The S-Bahn detoured to Messe Sud, somewhere I’d never heard of before, then the ersatzverkehr bus dragged me the length of that absurd Autobahn cutting Grunewald, depositing me at the far south end – S-Bahn Nikolaisee. I decided to walk in the opposite direction to my usual.
My vague plan was to veer immediately towards the lake, then follow by or near the coast up till Havelchausee (another piece of tarmac through the forest), crossing over to continue by the lake and perhaps stumble by Kaiser-Wilhelm-Turm continuing up into the bulge of the forest between the north end of Großer Wannsee and Teufelsberg before heading east-ish to S-Bahn Grunewald. Mostly I managed that, though once past the Turm, having discovered blisters growing on blisters, curved more directly towards the finish.
The weather was close to perfect. Cold, grey occasionally split by shafts of turbulent sun, wet – not quite raining though – and tempestuously windy. As with my love of climbing, I don’t think too deeply about why my ideal hiking conditions verge on atrocious, and being wet, cold and suffering is sublime. Part of it is that there are simply less people, and so an according increase in wildlife activity.
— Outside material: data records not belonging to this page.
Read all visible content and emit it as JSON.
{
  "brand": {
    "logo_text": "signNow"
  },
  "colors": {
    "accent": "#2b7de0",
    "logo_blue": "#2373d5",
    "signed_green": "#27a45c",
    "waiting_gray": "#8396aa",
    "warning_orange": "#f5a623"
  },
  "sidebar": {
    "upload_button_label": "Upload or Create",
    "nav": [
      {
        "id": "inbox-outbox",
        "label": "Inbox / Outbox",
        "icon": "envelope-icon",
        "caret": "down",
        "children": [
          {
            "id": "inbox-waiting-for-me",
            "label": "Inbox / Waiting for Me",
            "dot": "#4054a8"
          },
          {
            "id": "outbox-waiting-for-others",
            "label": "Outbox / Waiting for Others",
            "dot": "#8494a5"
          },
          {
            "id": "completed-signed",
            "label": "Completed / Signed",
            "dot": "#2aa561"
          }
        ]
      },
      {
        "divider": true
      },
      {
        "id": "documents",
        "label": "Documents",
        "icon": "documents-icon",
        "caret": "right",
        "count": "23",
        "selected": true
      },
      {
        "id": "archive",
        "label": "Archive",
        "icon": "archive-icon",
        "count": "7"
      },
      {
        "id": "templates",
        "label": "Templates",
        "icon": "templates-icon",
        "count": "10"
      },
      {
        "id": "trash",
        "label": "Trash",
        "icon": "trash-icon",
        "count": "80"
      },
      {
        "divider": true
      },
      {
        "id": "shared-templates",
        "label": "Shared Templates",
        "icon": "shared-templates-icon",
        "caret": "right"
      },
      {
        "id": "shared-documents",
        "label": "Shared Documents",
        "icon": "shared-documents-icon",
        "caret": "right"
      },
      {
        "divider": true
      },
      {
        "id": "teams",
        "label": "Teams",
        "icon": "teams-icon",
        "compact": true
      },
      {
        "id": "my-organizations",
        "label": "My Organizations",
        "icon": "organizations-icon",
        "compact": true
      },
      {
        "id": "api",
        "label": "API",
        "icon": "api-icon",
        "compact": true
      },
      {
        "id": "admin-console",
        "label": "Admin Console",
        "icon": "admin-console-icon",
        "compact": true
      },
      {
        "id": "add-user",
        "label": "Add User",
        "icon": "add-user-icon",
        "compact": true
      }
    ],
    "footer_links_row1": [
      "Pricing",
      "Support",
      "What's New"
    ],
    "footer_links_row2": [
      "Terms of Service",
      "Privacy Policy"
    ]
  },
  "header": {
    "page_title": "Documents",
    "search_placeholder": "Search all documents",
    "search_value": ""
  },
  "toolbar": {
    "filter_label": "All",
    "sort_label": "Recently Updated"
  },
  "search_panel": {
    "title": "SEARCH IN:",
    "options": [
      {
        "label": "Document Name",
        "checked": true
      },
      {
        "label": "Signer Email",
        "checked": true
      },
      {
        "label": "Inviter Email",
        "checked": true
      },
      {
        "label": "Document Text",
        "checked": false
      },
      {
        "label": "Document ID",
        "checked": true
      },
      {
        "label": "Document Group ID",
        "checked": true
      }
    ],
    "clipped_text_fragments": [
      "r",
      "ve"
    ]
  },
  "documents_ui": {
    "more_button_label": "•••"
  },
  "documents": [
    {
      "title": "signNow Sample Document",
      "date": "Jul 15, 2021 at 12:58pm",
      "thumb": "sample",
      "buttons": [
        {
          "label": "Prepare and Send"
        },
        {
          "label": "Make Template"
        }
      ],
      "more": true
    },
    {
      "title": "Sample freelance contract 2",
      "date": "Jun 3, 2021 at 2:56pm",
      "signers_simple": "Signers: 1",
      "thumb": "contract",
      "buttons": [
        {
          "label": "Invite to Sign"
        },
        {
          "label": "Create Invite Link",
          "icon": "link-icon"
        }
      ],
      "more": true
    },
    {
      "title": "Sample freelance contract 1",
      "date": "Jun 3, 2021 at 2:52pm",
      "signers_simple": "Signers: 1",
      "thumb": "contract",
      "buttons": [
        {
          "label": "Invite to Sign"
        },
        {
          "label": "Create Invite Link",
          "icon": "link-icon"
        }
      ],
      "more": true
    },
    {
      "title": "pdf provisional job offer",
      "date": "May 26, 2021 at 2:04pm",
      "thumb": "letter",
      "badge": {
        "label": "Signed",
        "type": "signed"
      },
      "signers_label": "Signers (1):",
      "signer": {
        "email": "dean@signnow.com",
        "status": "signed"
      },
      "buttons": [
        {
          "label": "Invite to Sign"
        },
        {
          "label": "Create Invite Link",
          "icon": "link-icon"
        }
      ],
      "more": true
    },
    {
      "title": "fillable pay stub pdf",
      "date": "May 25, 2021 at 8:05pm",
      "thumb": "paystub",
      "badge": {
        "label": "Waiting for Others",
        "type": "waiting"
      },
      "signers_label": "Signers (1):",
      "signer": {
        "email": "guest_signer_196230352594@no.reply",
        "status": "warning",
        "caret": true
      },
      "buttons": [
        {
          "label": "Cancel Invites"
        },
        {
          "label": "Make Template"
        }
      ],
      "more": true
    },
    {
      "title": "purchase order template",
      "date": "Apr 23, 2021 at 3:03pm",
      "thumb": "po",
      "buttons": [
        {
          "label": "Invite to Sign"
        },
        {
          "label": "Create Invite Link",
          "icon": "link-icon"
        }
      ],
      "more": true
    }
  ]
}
I didn’t take many photos. These walks are in part just to enjoy the rhythm of moving across uneven ground surrounded by woods for hours on end until I ache a little, and so I only infrequently pause, though the idea of spending many hours photographing one small copse or gully is seductive. The light early on was beautiful, and most of the photos I took were in the first kilometer. They don’t capture though the ethereal glow beneath the turning leaves; at times it feels as though I am nowhere near a big city, and have arrived in some transcendental landscape.